If there was one thing that the Astros could bank on last season was their incredible run prevention. Not only was the pitching staff among the best in baseball but their defense was also top notch. Whoever was pitching that day usually kept the game close enough when the lineup sputtered. The fielders did their job, too.
That script on the field worked so well that the Astros basically ran it back. I mean, why wouldn’t they? Sure, we can quibble about lineup choices or certain front-office decisions from last offseason, but the framework was still there to run this thing back in 2023. But every plan has a weakness and, for the Astros, it was assuming two things: Injuries would continue to remain a non-issue and regression would be staved off for another year. But baseball is funny, or cruel, like that. It’ll poke a hole, or twenty, in your best plans and humble you. That’s the 2023 Astros, in a nutshell. Injuries have hampered the roster all season and regression has come for multiple pitchers on the roster. Some of it was expected, others it wasn’t.
Take Hunter Brown, for example. While his sample size last season was noticeably small (20 1⁄3 innings), he dazzled us in his debut. His mechanics, for crying out loud, are reminiscent of Justin Verlander. Lofty expectations were automatically, and unfairly, placed on him. His debut was one reason, if ultimately minor, why the organization felt comfortable enough to not break the bank on Verlander last offseason. But here’s the thing about young players, pitchers included: Progress isn’t linear. Brown would likely have a rough patch or two in his first full season.
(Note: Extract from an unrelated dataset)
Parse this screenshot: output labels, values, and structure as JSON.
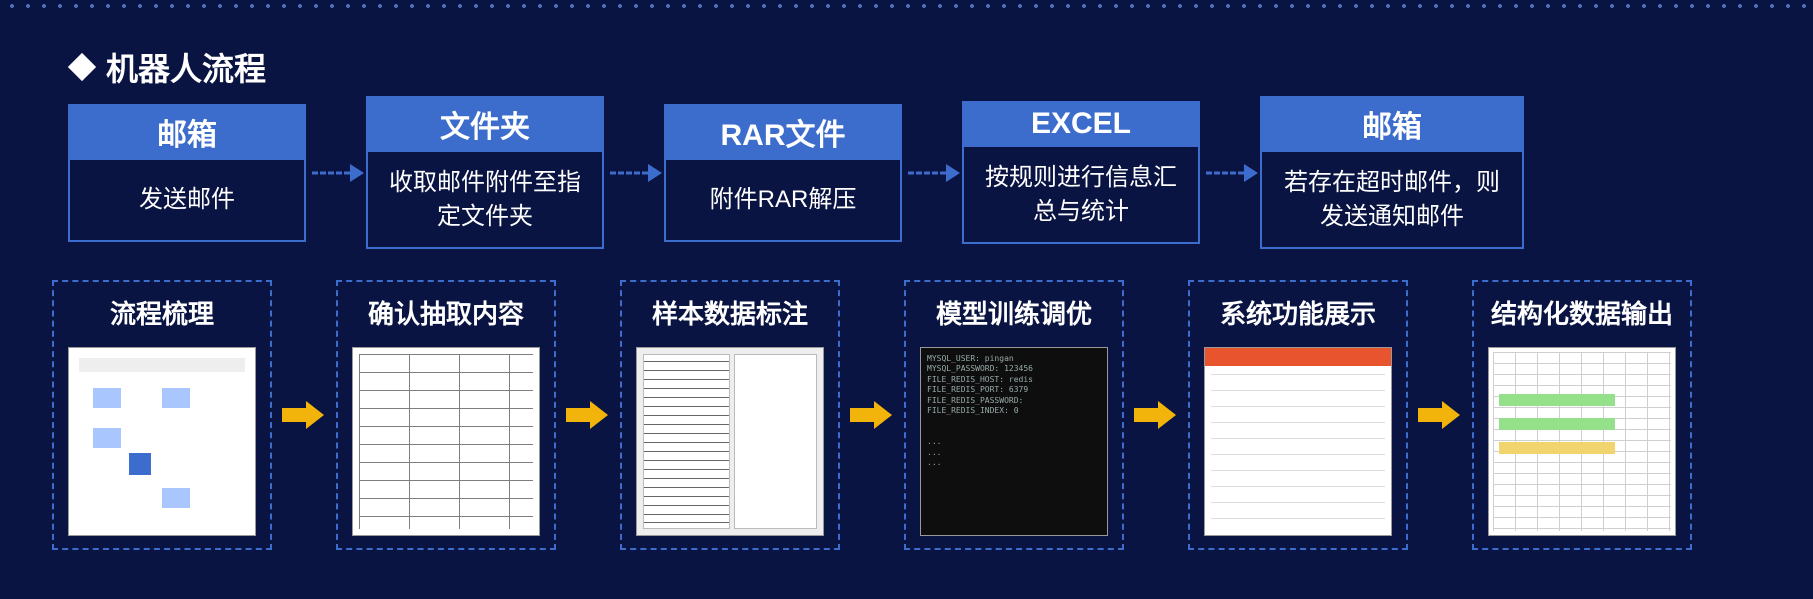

Take Sunday’s start against the Mariners as an example. You know, that game we somehow stomached to watch. The right-handed rookie wasn’t effective, at all. Six runs in 2 2⁄3 innings. He wasn’t sharp and it showed. He needed around 60 pitches to traverse the first two innings. If there is a reason to think Brown could struggle at the major league level, it is his sometimes faltering control.
Ironically, he picked up 13 whiffs in this game with five strikeouts and two walks, so if you’re looking for optimism then I’d probably start there. But, again, Brown was dreadful on Sunday. He was the primary culprit in this one.
Stop me if you heard this one before: The top five hitters in the lineup were 9-for-22 against the Mariners. The bottom half? 3-for-16, with Jeremy Peña accounting for two of those hits. The other hit was a big one with Mauricio Dubón driving in two runs in that five-run third inning.
But inconsistency remains problematic in the bottom half of the lineup. Outside of that third inning, however, the Astros mostly struggled with runners on base. There were five innings in which the lineup had at least one runner on base, but no runs scored. That third inning was the only time in this entire three-game set against Seattle when the lineup was arguably productive.
Alas, it doesn’t help the cause when Framber Valdez and Brown allowed 12 runs in their 7 2⁄3 innings of work this weekend. The lineup failed J.P. France and the bullpen on Friday, but the last two games were primarily lost due to the Astros' sudden aversion to run prevention. Yes, the lineup didn’t help, but it is all a moot point if your starting pitcher allows the opposing team to seemingly score at will in the early innings. In a weekend filled with bad baseball from an Astros’ point of view, this series finale was the gut punch. With seven of their next 10 games against a hot Red Sox team, I am curious to see how these Astros respond.